The once idyllic coastal plain of North Carolina is home to a close-knit, rural community that for more than a generation has battled the polluting practices of large-scale farming taking place in its own backyard. Wastelands takes us into the heart of a legal battle over the future of America’s farmland and into the lives of the people who found the courage to fight.
With journalistic rigor and a novelist’s instinct for story, Addison captures the inspiring struggle to bring a modern-day monopoly to its knees, to force a once-invincible corporation to change, and to preserve the rights—and restore the heritage—of a long-suffering community.
Waterkeeper Alliance is honored to have played a role in helping bring this book to life.
“One of the first things I did when I decided to write this book was get in touch with Waterkeeper Alliance Senior Advisor, Rick Dove,” says Corban. “Rick Dove played a really huge role in elevating this issue for North Carolinians. I went down east and met Rick in New Bern and he did exactly what he promised, which is take me up in an airplane over hog country and show me that crazy bird’s eye view from 1,500 feet, which is unforgettable and defines the problem. You can’t unsee it and what I realized is that view had a profound effect on how the case was settled. After that, Rick took me on a drive through hog country. We drove around long enough until we found some sprayers so I could smell hogshit driiting on the breeze. That was necessary. I really needed to experience it for myself.”
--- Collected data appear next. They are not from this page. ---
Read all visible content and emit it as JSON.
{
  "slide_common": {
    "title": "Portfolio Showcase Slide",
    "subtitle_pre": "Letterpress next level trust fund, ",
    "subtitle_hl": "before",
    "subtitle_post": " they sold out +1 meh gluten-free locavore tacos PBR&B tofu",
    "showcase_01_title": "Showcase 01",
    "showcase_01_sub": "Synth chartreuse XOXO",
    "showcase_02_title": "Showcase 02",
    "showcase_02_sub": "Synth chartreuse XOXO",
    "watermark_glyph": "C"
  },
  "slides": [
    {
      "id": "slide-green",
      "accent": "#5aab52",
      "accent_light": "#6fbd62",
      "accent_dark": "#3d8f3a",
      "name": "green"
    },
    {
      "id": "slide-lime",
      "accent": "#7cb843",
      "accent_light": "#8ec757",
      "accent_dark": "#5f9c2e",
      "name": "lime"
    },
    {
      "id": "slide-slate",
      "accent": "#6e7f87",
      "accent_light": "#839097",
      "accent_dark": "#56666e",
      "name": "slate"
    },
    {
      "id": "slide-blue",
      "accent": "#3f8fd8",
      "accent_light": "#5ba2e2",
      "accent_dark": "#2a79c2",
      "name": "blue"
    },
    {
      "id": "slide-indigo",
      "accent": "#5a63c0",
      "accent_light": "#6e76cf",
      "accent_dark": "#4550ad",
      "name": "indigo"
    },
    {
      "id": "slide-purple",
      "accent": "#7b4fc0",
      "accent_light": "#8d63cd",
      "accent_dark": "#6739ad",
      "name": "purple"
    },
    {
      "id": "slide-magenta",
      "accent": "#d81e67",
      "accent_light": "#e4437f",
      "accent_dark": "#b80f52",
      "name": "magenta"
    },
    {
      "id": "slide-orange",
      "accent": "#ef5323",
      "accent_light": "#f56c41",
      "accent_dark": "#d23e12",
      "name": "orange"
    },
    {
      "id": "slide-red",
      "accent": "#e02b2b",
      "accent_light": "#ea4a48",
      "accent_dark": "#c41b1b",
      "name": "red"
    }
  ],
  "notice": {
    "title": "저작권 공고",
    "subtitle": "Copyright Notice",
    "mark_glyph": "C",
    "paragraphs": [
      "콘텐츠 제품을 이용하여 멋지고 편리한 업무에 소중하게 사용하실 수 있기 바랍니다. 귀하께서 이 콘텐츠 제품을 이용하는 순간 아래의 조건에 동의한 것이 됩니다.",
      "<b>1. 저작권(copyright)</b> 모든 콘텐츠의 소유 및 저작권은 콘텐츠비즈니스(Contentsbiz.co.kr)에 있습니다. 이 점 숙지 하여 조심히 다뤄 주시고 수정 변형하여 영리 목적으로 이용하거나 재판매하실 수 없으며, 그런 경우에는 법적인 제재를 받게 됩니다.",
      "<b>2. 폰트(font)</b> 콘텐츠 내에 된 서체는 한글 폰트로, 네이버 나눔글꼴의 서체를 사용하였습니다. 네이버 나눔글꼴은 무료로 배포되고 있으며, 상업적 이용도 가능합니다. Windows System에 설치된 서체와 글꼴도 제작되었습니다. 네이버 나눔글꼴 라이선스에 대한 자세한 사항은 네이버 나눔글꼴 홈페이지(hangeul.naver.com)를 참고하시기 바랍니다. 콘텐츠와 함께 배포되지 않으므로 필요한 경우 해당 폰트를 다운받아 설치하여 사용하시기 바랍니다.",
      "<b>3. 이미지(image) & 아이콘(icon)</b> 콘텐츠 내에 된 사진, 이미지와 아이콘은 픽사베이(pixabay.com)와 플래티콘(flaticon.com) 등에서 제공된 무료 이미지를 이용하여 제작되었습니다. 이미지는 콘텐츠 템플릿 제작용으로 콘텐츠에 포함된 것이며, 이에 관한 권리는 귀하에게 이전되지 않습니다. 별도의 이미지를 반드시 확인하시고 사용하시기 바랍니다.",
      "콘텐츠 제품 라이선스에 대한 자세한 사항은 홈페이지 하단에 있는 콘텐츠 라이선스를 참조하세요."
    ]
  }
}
“RIck is a hero of mine,” says Corban.
Corban also worked with other Waterkeeper Alliance staff, including Campaign Coordinator, Larry Baldwin. These experiences revealed to Corban what he describes as a “very rich and vibrant community of activists who have been fighting this fight for a very long time. These are people who know the truth and are not afraid to speak it.”
Corban hopes this book can help shed light on this form of environmental racism, but also encourage readers to become more thoughtful consumers across the board.
“We’ve been fed this illusion that all the stuff we buy to wear and eat just magically appears,” says Corban. “But we’re realizing there’s an origin story behind every product, and we are voting with our pocketbooks. We are deciding what is right and wrong based on where we spend our money. It’s not always easy to be a fully transparent and conscientious consumer, but at minimum you can ask questions and educate yourself. You’ll soon realize it’s not just bacon.”
Despite the grim subject matter, Corban remains an optimist. He believes any problem caused by humans can also be solved by humans. Beyond spending a little time thinking about where our food comes from, we can also support legislation like the Farm System Reform Act, introduced by Senator Cory Booker (NJ) and Representative Ro Khanna (CA) last year.
Wastelands: The True Story of Farm Country on Trial is available for sale now wherever you buy your books.
Corban Addison is the internationally bestselling author of four novels, A Walk Across the Sun, The Garden of Burning Sand, The Tears of Dark Water (which won the inaugural Wilbur Smith Adventure Writing Award), and A Harvest of Thorns. Wastelands is his first work of nonfiction. An attorney, activist, and world traveler, he is a supporter of numerous humanitarian causes. He lives with his wife and children in Virginia.